JPMorgan Chase & Co is paying the federal government $45 million to settle a lawsuit alleging it charged veterans hidden fees in mortgage refinancings.

The whistleblower lawsuit, filed in 2006 in Georgia by two mortgage brokers, seeks payments on behalf of the U.S. government by eight banks and mortgage companies, a law firm involved in the case said Tuesday. JPMorgan is the first bank to reach a settlement.

According to court documents filed on Monday, the payment was part of the national mortgage settlement over foreclosure abuses reached with JPMorgan and four other lenders last month. Banks also agreed to pay $182 million in four other whistleblower cases.

The two whistleblowers will share about 26 percent of the settlement, or $11.7 million, according to the law firm of Butler, Wooten & Fryhofer in Atlanta. The case is still pending against the other lenders, including Bank of America Corp , Wells Fargo & Co and Citigroup Inc .

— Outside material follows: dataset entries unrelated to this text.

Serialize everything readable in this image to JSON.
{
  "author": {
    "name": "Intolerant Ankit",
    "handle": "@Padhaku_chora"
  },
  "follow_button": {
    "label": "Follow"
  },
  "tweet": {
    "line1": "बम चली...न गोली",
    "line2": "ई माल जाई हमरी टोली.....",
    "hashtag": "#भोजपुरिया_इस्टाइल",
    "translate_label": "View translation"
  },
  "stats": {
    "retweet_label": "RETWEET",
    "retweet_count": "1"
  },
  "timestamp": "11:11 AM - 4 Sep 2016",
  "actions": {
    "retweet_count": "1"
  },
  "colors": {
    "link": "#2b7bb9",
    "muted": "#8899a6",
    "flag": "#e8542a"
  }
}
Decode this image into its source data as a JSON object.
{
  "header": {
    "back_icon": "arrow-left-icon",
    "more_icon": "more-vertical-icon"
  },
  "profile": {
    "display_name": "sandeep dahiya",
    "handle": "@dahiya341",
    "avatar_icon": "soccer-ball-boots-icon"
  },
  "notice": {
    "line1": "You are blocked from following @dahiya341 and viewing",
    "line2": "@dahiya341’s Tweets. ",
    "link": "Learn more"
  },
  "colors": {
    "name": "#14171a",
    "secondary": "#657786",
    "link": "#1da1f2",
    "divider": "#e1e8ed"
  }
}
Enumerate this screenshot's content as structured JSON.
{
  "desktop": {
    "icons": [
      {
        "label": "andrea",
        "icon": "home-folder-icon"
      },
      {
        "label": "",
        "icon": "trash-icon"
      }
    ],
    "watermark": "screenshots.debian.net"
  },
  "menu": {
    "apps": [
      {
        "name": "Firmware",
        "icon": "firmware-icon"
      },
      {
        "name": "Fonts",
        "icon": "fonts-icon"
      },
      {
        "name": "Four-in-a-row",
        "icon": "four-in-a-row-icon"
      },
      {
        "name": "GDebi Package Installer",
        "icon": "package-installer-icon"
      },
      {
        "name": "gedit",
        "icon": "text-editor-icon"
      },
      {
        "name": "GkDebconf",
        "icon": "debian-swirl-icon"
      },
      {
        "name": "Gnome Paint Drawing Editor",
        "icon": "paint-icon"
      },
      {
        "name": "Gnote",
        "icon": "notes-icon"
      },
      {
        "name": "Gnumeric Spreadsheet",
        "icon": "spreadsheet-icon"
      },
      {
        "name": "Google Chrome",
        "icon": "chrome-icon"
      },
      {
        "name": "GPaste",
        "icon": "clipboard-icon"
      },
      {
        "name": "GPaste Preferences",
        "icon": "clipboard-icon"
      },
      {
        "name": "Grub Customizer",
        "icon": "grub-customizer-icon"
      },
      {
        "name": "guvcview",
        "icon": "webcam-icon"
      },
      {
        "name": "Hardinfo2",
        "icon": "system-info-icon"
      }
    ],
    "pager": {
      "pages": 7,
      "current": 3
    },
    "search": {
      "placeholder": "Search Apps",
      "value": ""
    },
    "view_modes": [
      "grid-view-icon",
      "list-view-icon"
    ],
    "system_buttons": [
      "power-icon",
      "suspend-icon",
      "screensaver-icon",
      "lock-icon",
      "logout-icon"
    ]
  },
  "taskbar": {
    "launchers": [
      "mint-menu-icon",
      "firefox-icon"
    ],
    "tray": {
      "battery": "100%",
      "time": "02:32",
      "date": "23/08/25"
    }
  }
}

JPMorgan declined to comment.

Meanwhile, the American Banker reported on its website that JPMorgan stopped suing delinquent credit card customers last year amid another federal investigation into allegations of faulty account records.

The credit card probe by the Office of the Comptroller of the Currency Bank stemmed from a whistleblower complaint and a wrongful termination suit by a former employee, according to the report. The former employee said she was fired because she objected to the bank's sale to outside collection companies of claims based on flawed records, according to the report.

In response to the credit card story, the bank issued a statement on Tuesday saying that it had found procedural issues and notified regulators after conducting an internal review following problems with mortgage debts.

We have since done a number of tests and found that in the overwhelming majority of cases, the amount collected from customers was correct, the bank said in the statement.

Spokesman Paul Hartwick declined to comment further. OCC spokesman Dean DeBuck declined to comment.

The American Banker said that court filings and interviews with seven current and former employees had corroborated allegations by the former employee. The reporting showed the bank's credit card litigation unit was plagued by unreliable outside lawyers, disregard for accuracy and patchy technology, according to the publication.

The credit card report can be found at http://bit.ly/xOVTUB.

JPMorgan shares were up 1.8 percent around midday Tuesday in New York trading.